Wichtig bleiben der Kampf gegen weitere Flächenversiegelung, ein Programm zur Dachflächen-, Fassaden- und Stadtbegrünung.

Die in einigen Gemeinden geführten Diskussionen um Osterfeuer ca. 100 x 100 kg sind Nebelkerzen. Das einmalige Verbrennen von 10 t Holz würden ca. 18 t CO2 produzieren. Man kann darüber nachdenken, ob man so viele und große Osterfeuer braucht, einen relevanten Beitrag zum Klimaschutz wird man mit dem Verbot nicht erreichen. Feuerwerke tragen vor allem zu Sylvester erheblich zur Feinstaubbelastung bei. Eine erhebliche CO2-Belastung wurde bisher nicht dargestellt.

Abschließend:

Die Stadt Wesel wird im Haushaltsplan erhebliche Beträge für Energiesparförderung, für Energieberatung und Öffentlichkeitsarbeit, für Stadtbegrünung und für den öffentlichen Nahverkehr bereitstellen müssen. Zentraler Akteur vieler Maßnahmen können die Stadtwerke Wesel sein.

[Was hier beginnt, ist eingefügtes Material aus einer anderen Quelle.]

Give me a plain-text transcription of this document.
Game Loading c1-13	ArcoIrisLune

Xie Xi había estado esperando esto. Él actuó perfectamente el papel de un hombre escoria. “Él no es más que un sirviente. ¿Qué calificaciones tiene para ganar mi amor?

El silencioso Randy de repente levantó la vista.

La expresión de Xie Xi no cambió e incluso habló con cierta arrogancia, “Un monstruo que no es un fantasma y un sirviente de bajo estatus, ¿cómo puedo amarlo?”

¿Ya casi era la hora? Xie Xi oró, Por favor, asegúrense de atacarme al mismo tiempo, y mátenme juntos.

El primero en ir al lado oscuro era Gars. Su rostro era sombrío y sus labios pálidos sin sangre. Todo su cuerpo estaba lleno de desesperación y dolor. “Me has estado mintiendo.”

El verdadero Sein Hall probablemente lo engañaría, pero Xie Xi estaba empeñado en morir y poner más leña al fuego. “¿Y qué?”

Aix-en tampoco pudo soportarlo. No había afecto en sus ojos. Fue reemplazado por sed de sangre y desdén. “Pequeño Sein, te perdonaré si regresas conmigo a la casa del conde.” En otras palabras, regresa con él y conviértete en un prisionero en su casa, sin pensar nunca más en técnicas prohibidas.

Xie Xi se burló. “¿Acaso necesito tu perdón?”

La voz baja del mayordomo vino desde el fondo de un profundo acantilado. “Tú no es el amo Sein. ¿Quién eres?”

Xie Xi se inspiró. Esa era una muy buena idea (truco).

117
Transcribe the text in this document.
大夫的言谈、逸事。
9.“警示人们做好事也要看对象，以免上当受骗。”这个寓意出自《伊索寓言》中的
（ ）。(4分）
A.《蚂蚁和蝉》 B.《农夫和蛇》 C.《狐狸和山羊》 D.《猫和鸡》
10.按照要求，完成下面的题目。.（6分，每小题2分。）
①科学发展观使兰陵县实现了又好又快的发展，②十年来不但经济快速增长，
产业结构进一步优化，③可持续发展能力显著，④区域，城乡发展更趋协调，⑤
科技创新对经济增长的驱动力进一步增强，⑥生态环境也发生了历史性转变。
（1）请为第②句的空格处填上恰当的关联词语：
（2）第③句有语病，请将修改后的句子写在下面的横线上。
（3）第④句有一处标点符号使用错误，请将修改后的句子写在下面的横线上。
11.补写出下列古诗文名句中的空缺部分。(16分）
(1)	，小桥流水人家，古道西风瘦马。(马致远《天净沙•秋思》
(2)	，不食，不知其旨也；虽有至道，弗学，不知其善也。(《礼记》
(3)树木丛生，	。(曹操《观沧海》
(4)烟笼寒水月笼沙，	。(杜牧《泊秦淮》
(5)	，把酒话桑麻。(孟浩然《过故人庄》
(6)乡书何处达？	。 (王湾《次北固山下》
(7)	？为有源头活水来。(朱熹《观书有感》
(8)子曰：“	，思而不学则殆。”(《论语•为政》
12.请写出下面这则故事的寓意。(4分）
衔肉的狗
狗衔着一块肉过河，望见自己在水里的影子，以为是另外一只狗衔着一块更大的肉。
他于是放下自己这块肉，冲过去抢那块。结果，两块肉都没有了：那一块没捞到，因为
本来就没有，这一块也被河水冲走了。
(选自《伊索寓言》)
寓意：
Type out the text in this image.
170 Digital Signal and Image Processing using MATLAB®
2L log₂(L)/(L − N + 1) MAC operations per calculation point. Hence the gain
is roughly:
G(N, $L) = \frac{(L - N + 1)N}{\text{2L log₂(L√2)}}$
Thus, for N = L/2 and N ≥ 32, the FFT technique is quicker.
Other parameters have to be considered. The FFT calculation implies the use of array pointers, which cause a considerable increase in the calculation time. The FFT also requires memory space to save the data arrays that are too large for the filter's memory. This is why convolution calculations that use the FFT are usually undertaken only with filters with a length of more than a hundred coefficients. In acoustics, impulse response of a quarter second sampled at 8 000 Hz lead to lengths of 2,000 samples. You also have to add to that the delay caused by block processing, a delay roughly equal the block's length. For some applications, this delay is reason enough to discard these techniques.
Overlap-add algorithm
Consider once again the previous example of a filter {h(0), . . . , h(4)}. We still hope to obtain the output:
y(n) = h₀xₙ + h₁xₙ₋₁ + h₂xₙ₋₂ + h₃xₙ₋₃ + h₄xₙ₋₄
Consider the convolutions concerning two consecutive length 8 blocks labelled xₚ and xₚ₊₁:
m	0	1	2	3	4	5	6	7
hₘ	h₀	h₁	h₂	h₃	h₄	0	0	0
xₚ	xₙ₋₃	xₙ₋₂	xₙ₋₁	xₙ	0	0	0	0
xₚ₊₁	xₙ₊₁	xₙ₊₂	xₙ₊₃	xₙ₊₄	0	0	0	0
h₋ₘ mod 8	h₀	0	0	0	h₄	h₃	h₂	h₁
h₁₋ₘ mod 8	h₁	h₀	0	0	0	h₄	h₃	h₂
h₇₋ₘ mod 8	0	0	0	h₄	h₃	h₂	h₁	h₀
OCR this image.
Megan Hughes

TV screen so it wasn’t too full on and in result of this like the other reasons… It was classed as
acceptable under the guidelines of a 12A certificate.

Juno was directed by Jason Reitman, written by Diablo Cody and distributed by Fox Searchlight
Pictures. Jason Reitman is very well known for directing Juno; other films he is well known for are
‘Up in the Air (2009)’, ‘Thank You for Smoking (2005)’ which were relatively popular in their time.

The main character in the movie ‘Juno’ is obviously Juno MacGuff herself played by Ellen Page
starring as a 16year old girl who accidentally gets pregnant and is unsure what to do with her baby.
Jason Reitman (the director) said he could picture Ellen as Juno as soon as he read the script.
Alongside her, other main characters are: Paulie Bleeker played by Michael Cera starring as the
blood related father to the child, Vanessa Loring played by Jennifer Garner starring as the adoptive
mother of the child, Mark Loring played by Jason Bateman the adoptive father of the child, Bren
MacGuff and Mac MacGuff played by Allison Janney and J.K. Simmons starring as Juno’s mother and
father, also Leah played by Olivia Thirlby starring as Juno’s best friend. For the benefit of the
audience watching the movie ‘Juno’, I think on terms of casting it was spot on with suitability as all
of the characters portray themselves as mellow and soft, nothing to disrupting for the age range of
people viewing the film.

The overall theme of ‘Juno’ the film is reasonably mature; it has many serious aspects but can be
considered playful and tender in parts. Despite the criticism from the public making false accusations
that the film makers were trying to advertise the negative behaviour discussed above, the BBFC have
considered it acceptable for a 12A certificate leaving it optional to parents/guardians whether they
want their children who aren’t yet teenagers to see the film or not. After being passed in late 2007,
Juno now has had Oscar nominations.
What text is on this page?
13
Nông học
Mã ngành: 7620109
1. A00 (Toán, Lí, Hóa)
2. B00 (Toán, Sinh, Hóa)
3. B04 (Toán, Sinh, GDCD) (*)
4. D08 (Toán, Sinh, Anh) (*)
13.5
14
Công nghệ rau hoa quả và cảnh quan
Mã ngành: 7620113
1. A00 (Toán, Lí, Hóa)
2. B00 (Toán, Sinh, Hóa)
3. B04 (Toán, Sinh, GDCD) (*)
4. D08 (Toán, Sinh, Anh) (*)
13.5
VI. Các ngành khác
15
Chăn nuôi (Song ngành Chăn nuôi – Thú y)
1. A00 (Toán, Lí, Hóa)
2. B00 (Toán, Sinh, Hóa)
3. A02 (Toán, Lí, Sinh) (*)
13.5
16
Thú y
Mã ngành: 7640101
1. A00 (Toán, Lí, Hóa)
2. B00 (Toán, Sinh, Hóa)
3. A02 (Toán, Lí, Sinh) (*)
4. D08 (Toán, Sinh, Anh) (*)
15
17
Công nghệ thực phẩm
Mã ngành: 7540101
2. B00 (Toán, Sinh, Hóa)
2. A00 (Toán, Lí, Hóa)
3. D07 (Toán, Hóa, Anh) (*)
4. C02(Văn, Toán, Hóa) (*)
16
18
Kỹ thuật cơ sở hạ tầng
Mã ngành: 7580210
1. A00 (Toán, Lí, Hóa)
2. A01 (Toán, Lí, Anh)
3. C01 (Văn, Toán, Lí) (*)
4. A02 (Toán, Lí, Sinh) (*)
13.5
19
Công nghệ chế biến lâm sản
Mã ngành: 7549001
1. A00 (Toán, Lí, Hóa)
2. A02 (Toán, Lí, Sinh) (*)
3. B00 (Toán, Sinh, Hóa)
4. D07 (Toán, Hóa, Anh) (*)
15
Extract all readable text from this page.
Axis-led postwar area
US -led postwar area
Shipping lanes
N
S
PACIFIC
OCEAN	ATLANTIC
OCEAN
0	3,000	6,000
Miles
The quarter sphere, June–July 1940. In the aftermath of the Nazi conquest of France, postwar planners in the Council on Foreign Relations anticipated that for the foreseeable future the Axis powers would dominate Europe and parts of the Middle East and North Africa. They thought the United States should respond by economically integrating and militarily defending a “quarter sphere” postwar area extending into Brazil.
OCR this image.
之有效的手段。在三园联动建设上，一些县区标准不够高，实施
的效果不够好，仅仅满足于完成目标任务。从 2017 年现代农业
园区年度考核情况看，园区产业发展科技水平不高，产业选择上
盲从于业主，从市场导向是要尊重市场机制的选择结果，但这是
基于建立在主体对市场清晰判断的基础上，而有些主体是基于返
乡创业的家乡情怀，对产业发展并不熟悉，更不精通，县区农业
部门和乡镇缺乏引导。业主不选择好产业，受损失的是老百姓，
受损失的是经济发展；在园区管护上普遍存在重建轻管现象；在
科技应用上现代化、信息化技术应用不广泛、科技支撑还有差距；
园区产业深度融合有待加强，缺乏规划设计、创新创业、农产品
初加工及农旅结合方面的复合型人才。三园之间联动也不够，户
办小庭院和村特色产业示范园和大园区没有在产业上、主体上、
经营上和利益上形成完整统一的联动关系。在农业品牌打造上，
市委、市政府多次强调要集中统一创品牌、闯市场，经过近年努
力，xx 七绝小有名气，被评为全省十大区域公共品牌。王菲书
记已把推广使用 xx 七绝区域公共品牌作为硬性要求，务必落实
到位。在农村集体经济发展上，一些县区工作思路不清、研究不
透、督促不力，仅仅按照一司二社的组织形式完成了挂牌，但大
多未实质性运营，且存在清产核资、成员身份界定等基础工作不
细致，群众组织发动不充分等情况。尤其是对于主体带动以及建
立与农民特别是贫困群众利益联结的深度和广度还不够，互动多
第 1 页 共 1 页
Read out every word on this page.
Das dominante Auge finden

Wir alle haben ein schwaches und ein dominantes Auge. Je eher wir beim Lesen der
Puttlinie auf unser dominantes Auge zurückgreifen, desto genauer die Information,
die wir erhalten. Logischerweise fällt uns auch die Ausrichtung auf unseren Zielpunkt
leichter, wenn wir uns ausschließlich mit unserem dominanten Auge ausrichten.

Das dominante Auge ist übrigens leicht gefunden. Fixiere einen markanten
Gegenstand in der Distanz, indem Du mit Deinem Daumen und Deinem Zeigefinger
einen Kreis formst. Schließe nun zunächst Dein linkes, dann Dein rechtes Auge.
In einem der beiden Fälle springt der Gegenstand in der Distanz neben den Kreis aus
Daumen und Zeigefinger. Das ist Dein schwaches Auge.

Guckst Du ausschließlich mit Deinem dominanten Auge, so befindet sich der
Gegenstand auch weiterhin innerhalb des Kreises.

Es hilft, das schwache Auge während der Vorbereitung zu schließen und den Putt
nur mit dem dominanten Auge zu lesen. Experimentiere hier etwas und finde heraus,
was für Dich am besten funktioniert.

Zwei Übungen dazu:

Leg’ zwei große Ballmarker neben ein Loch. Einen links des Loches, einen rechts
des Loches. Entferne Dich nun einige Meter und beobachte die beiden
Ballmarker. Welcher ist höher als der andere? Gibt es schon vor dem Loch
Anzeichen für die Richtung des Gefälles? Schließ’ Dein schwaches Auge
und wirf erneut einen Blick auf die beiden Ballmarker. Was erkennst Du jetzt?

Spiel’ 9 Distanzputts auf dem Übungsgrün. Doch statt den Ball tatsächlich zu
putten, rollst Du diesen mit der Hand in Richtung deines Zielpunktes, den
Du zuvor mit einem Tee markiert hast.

Die Liste der Maßnahmen ist in keinem Fall vollständig. Wir werden im Prozess regelmäßig nachsteuern müssen. Wenn die Bundesregierung begleitende regulatorische Rahmenbedingungen, wie z. B. eine Bepreisung von CO2-Emissionen beschließt, und wenn Bürgerinnen und Bürger die Angebote nutzen und sich klimafreundlich verhalten, können wir die gesetzten Klimaschutzziele erreichen und sogar übertreffen.